The field of exobiology is the study of which topic?
And the answer: life in outer space.
As the Merriam-Webster dictionary explains, exobiology is "a branch of biology concerned with the search for life outside the earth and with the effects of extraterrestrial environments on living organisms."
While most simply wonder if life on other planets is possible, a field of researchers at NASA and other space agencies have fashioned their careers around the field of exobiology. The endeavor not only seeks to confirm the possibility of life beyond our Earth, but also to understand the origin, evolution, and distribution of life in the universe.
There are several distinct areas of research which inform exobiology. The first surrounds the planetary conditions required to support life, and includes topics that seek to uncover which planets are formed to support habitable conditions, how complex molecules form and occupy planetary surfaces, and so on. This area of research within exobiology is a necessary precursor to understanding how life can exist in largely non-oxygenated conditions. Similarly, the field of prebiotic evolution attempts to connect the dots between planetary evolution and the evolution of living systems on that planet.

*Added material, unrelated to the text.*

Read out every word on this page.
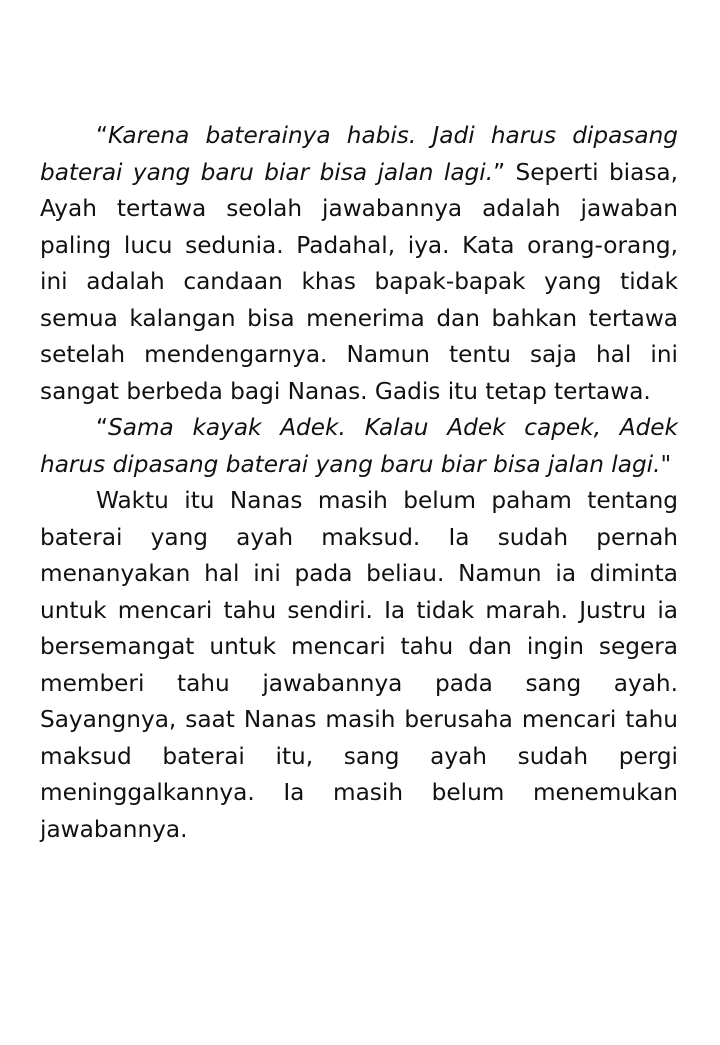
“Karena baterainya habis. Jadi harus dipasang baterai yang baru biar bisa jalan lagi.” Seperti biasa, Ayah tertawa seolah jawabannya adalah jawaban paling lucu sedunia. Padahal, iya. Kata orang-orang, ini adalah candaan khas bapak-bapak yang tidak semua kalangan bisa menerima dan bahkan tertawa setelah mendengarnya. Namun tentu saja hal ini sangat berbeda bagi Nanas. Gadis itu tetap tertawa.

“Sama kayak Adek. Kalau Adek capek, Adek harus dipasang baterai yang baru biar bisa jalan lagi."

Waktu itu Nanas masih belum paham tentang baterai yang ayah maksud. Ia sudah pernah menanyakan hal ini pada beliau. Namun ia diminta untuk mencari tahu sendiri. Ia tidak marah. Justru ia bersemangat untuk mencari tahu dan ingin segera memberi tahu jawabannya pada sang ayah. Sayangnya, saat Nanas masih berusaha mencari tahu maksud baterai itu, sang ayah sudah pergi meninggalkannya. Ia masih belum menemukan jawabannya.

Another area of research in exobiology surrounds an examination of the early evolution of life on Earth. While it may seem antithetical to attempt to understand life on other planets by looking simply at our own, the key to unlocking evolutionary knowledge can be found in abundance at our own doorstep. By studying the molecular record in living organisms and the geological record of the Earth, scientists can better understand the early conditions of our planet and the conditions which allowed life systems to ultimately thrive. This knowledge can then be applied to other planets showing similar signs of early evolution. Then, researchers can look to advanced life on Earth and examine when and where multicellular evolution began to take hold.